The secretary-general of the Workers Confederation of Venezuela, Carlos Navarro, said the government “acted with dignity” by rejecting the six conditions put forth by the consortium headed by Billiton.
Of the three groups which qualified for participating in the public auction – which according to Venezuelan law must be held to carry out privatisations – the first to pull out was the consortium headed by the world’s two aluminium giants, Alcoa from the United States and Canada’s Alcan.
Three days after Alcoa and Alcan withdrew on Mar. 16, the consortium comprised of Reynolds, another US firm, and Norway’s Norsk Hydro made a similar announcement.
The conditions set by Billiton and its foreign and Venezuelan partners include the possibility of immediately dismissing 1,000 of the 9,900 employees of the companies grouped in the Aluminium Corporation of Venezuela.

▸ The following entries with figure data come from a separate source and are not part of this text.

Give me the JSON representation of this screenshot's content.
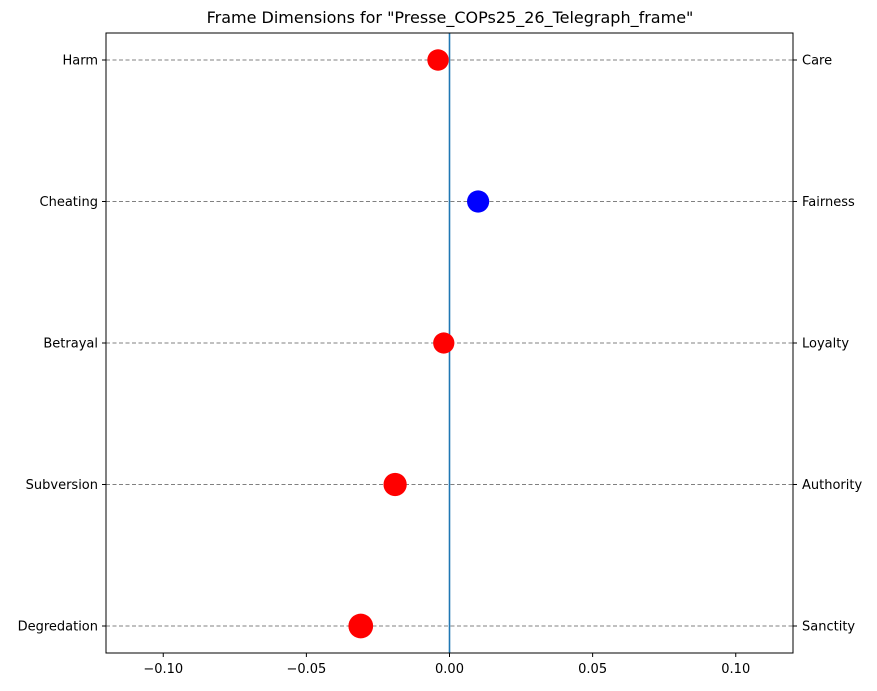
{
  "chart_data": {
    "type": "scatter",
    "title": "Frame Dimensions for \"Presse_COPs25_26_Telegraph_frame\"",
    "xlabel": "",
    "ylabel": "",
    "xlim": [
      -0.12,
      0.12
    ],
    "x_ticks": [
      -0.1,
      -0.05,
      0.0,
      0.05,
      0.1
    ],
    "x_tick_labels": [
      "−0.10",
      "−0.05",
      "0.00",
      "0.05",
      "0.10"
    ],
    "y_categories_left": [
      "Harm",
      "Cheating",
      "Betrayal",
      "Subversion",
      "Degredation"
    ],
    "y_categories_right": [
      "Care",
      "Fairness",
      "Loyalty",
      "Authority",
      "Sanctity"
    ],
    "zero_line": 0.0,
    "grid": "horizontal dashed",
    "points": [
      {
        "left": "Harm",
        "right": "Care",
        "value": -0.004,
        "color": "#ff0000",
        "magnitude": 0.004
      },
      {
        "left": "Cheating",
        "right": "Fairness",
        "value": 0.01,
        "color": "#0000ff",
        "magnitude": 0.01
      },
      {
        "left": "Betrayal",
        "right": "Loyalty",
        "value": -0.002,
        "color": "#ff0000",
        "magnitude": 0.002
      },
      {
        "left": "Subversion",
        "right": "Authority",
        "value": -0.019,
        "color": "#ff0000",
        "magnitude": 0.019
      },
      {
        "left": "Degredation",
        "right": "Sanctity",
        "value": -0.031,
        "color": "#ff0000",
        "magnitude": 0.031
      }
    ],
    "colors": {
      "negative": "#ff0000",
      "positive": "#0000ff",
      "zero_line": "#1f77b4",
      "grid": "#808080"
    }
  }
}
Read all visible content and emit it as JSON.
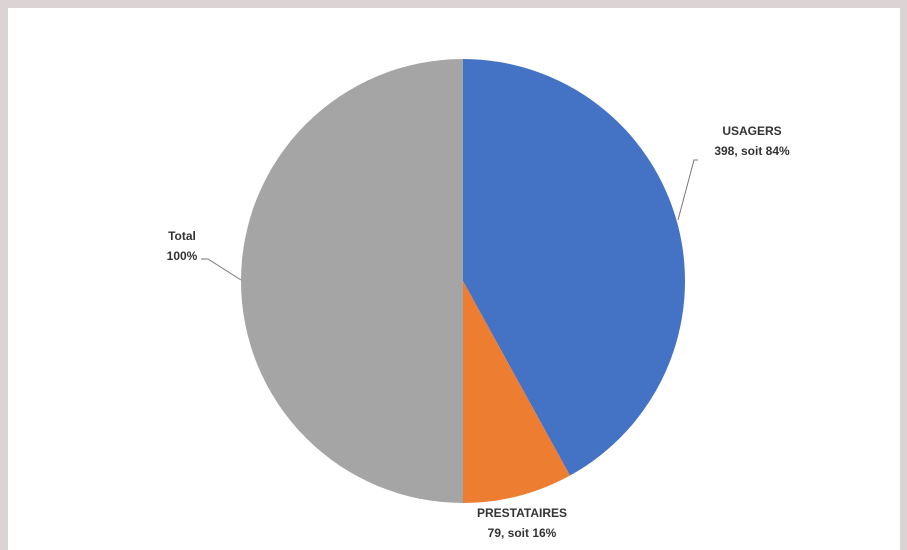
{
  "chart_data": {
    "type": "pie",
    "categories": [
      "USAGERS",
      "PRESTATAIRES",
      "Total"
    ],
    "values": [
      84,
      16,
      100
    ],
    "value_labels": [
      "398, soit 84%",
      "79, soit 16%",
      "100%"
    ],
    "colors": [
      "#4472c4",
      "#ed7d31",
      "#a5a5a5"
    ]
  }
}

The contract approved by Congress stipulates that job stability must be guaranteed for a year, except in the case of senior executives, and that each employee dismissed in the following six months must be replaced.
The consortium headed by Billiton is made up of Picheney from France, Century Aluminum from the United States, and the Venezuelan firms Sural and Alentuy.
Another of their demands was a reduction of the cost of energy stipulated by the new contract. According to independent sources, the price set was higher than the international average, when the cheap energy available in Venezuela is precisely one of the aluminium sector’s most attractive elements.
The last minute rise in the cost of energy has not been explained by the government, which reportedly did not participate in the decision – in spite of the fact that Electricidad del Caroni, which controls 70 percent of the generation of electricity in Venezuela, is a state enterprise.
The aluminium companies are located in the jungle region of Guayana, some 800 kms southeast of Caracas and just a few kms from the Guri hydroelectric dam, the second largest currently operating in Latin America, with an installed capacity of 10,000 megawatts.
Venezuela produces 630,000 tonnes a year of aluminium, 3.9 percent of global production, which totals 16.3 million tonnes.
The Corporation includes two smelters, a company that produces carbon anodes used in the aluminium manufacturing process, and a firm that has the concession for bauxite deposits and an alumina plant, the raw material and basic component of aluminium.
The government also rejected Billiton’s demand that the concession for the bauxite deposits included in the sale – which ensures the buyer 13 percent of the existing reserves of the nearby Pijiguaos mines – be extended for 13 years.
Billiton and its partners also asked for extended deadlines for settling the companies’ foreign debt and a lower sum for the environmental liabilities the buyers must take on, and made several demands in case hidden debts were found after the companies were purchased.